In an interview, Richardson said that “Tango” is no less age appropriate than the classic children’s book “Make Way for Ducklings,” by Robert McCloskey, in which a female duck and a male duck look for a nice spot in Boston to raise their brood.
“Both show water birds becoming parents and caring for their young,” Richardson said. “There is no sexual implication or language in either — but only one has been banned.”
The suit was also brought on behalf of six students in Lake County, including a rising first grader who attends public school in the district and who, according to the complaint, wants to read “Tango” because of his fascination with animals.
The suit claims that students’ First Amendment right to receive information has been violated, that the authors’ reputations have been damaged by the suggestion that the book “contains sexual or age-inappropriate material that deserves to be banned” and that the authors’ free speech rights have been infringed upon.
“Whatever one believes about the value of respecting two-mom or two-dad families,” Richardson said, “there is no substance to any claim that it’s harmful or inappropriate at any age for children to learn that we exist.”
In recent years, efforts to remove books have surged across the United States. The movement has been amplified by a growing network of conservative groups seeking to remove books that are often about race, gender and sexual orientation, and by new statewide laws that in many cases make it easier to remove books from schools and libraries.
The lawsuit in Florida is the latest action from literary groups, authors and parents who are pushing back, seeking to overturn book bans through the courts and with legislation.
Illinois last week became the first state in the country to attempt to ban book banning, passing a law that directs public libraries to adopt policies that prohibit them from removing books because of “partisan or doctrinal disapproval.”
Earlier this month, a group of librarians, bookstores and publishers sued to prevent a new law aimed at libraries and booksellers from taking effect in Arkansas. The suit argued that the law, which requires any material that might be “harmful” to minors to be shelved in a separate, “adults only” area, is unconstitutional and could send booksellers and librarians to prison.
The Association of American Publishers and several big publishing companies recently filed a brief in a lawsuit in Llano, Texas, in support of a group of residents who have sued the county and library officials over book removals, which included books about L.G.B.T.Q. issues and race, among them “Caste,” by Isabel Wilkerson.

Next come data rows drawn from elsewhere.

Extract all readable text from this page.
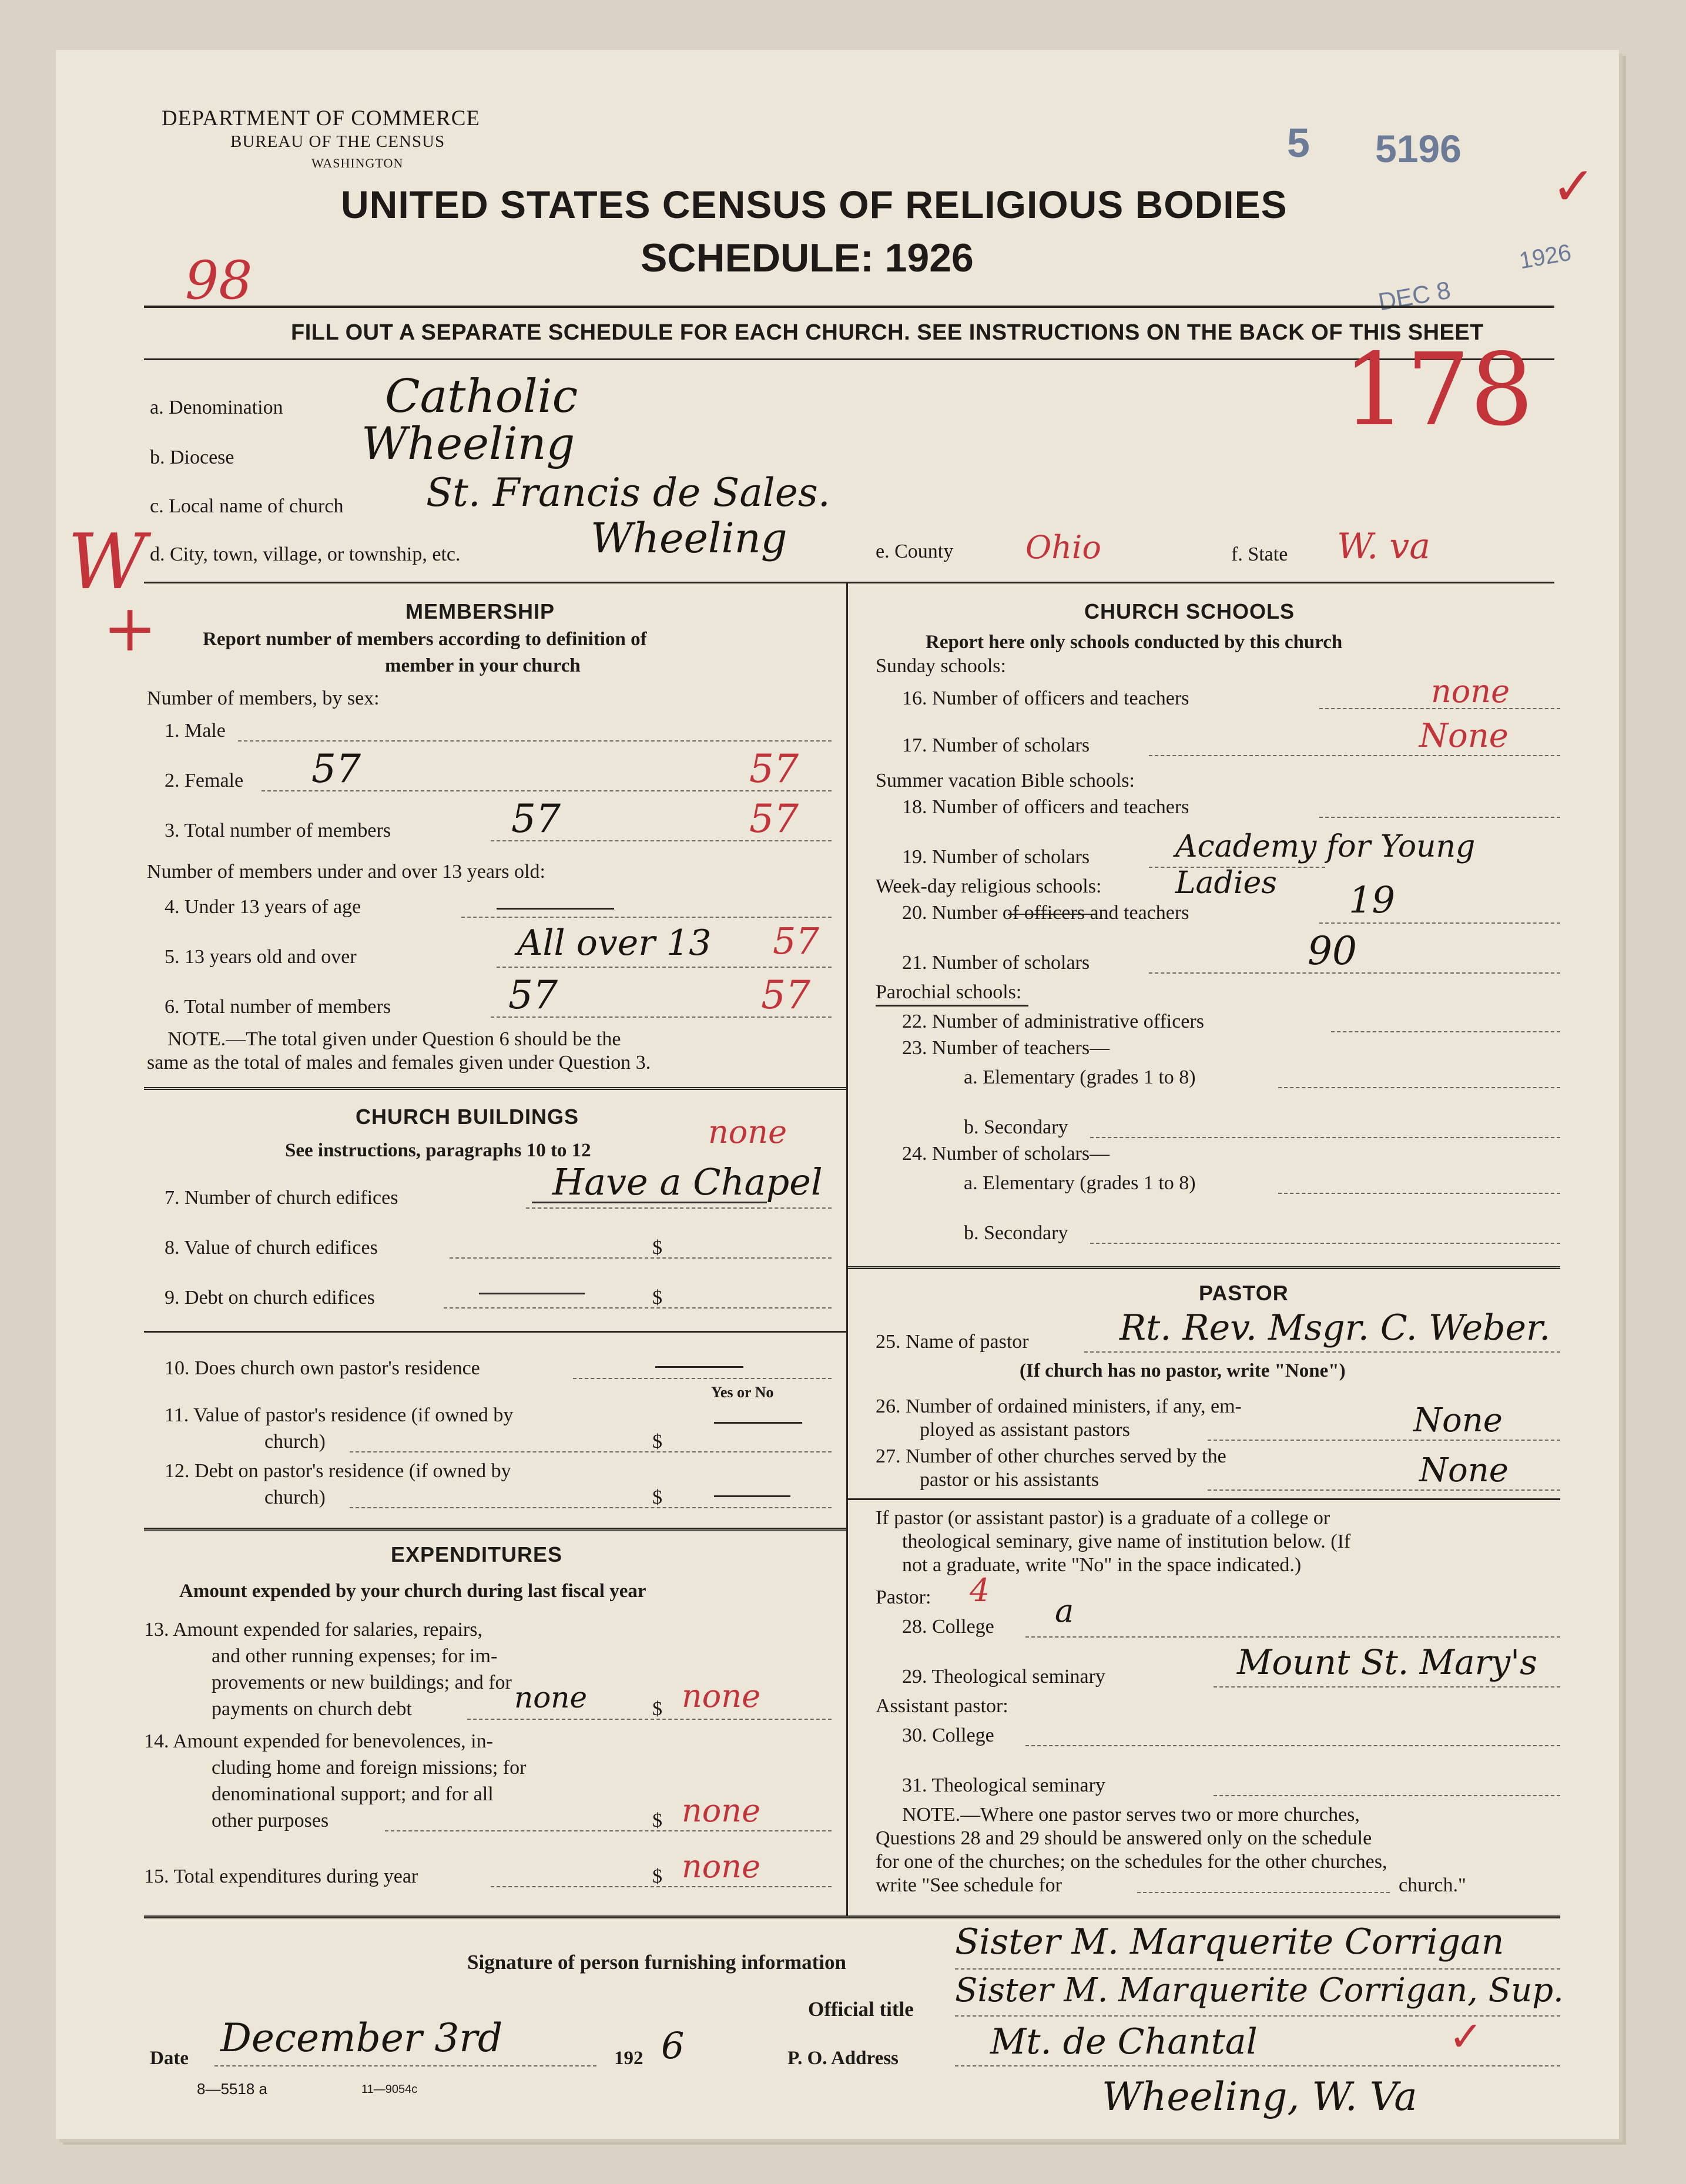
DEPARTMENT OF COMMERCE
BUREAU OF THE CENSUS
WASHINGTON
98
5 5196
✓
DEC 8
1926
UNITED STATES CENSUS OF RELIGIOUS BODIES
SCHEDULE: 1926
FILL OUT A SEPARATE SCHEDULE FOR EACH CHURCH. SEE INSTRUCTIONS ON THE BACK OF THIS SHEET
a. Denomination Catholic	178
b. Diocese	Wheeling
c. Local name of church St. Francis de Sales.
W
+
d. City, town, village, or township, etc.	Wheeling	e. County Ohio	f. State W. va
MEMBERSHIP
Report number of members according to definition of
member in your church
Number of members, by sex:
1. Male
2. Female 57	57
3. Total number of members	57	57
Number of members under and over 13 years old:
4. Under 13 years of age
5. 13 years old and over	All over 13 57
6. Total number of members	57	57
NOTE.—The total given under Question 6 should be the
same as the total of males and females given under Question 3.
CHURCH BUILDINGS
See instructions, paragraphs 10 to 12	none
7. Number of church edifices	Have a Chapel
8. Value of church edifices	$
9. Debt on church edifices	$
10. Does church own pastor's residence
Yes or No
11. Value of pastor's residence (if owned by
church)	$
12. Debt on pastor's residence (if owned by
church)	$
EXPENDITURES
Amount expended by your church during last fiscal year
13. Amount expended for salaries, repairs,
and other running expenses; for im-
provements or new buildings; and for
payments on church debt	none	$ none
14. Amount expended for benevolences, in-
cluding home and foreign missions; for
denominational support; and for all
other purposes	$ none
15. Total expenditures during year	$ none
CHURCH SCHOOLS
Report here only schools conducted by this church
Sunday schools:
16. Number of officers and teachers	none
17. Number of scholars	None
Summer vacation Bible schools:
18. Number of officers and teachers
19. Number of scholars	Academy for Young Ladies
Week-day religious schools:
20. Number of officers and teachers	19
21. Number of scholars	90
Parochial schools:
22. Number of administrative officers
23. Number of teachers—
a. Elementary (grades 1 to 8)
b. Secondary
24. Number of scholars—
a. Elementary (grades 1 to 8)
b. Secondary
PASTOR
25. Name of pastor	Rt. Rev. Msgr. C. Weber.
(If church has no pastor, write "None")
26. Number of ordained ministers, if any, em-
ployed as assistant pastors	None
27. Number of other churches served by the
pastor or his assistants	None
If pastor (or assistant pastor) is a graduate of a college or
theological seminary, give name of institution below. (If
not a graduate, write "No" in the space indicated.)
Pastor: 4
28. College a
29. Theological seminary	Mount St. Mary's
Assistant pastor:
30. College
31. Theological seminary
NOTE.—Where one pastor serves two or more churches,
Questions 28 and 29 should be answered only on the schedule
for one of the churches; on the schedules for the other churches,
write "See schedule for	church."
Signature of person furnishing information	Sister M. Marquerite Corrigan
Official title Sister M. Marquerite Corrigan, Sup.
Date December 3rd	192 6	P. O. Address	Mt. de Chantal	✓
Wheeling, W. Va
8—5518 a	11—9054c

And last month in Florida, the free-speech organization PEN America and the country’s largest book publisher, Penguin Random House, sued the Escambia County school district and school board over the removal of books that were written by nonwhite and L.G.B.T.Q. authors and addressed themes of race, racism, gender and sexuality.
Florida has become an epicenter in the fight over what constitutes appropriate reading material for students. After the state passed a law that requires trained media specialists to evaluate each book in the school to ensure it is age-appropriate and free of “pornographic” content, some schools emptied or covered up their library shelves while they scrambled to vet all the titles.
In the lawsuit over “Tango,” plaintiffs aim to restore access to the book and are also seeking “a permanent injunction prohibiting the State Defendants from enforcing” the new legislation.
“It permits, and frankly encourages, viewpoint discrimination, and that’s exactly what happened in its application,” Faith E. Gay, a lawyer with Selendy Gay Elsberg, the law firm representing the plaintiffs, said of the legislation. “Nothing could be more overreaching than to sweep up a book like ‘Tango’.”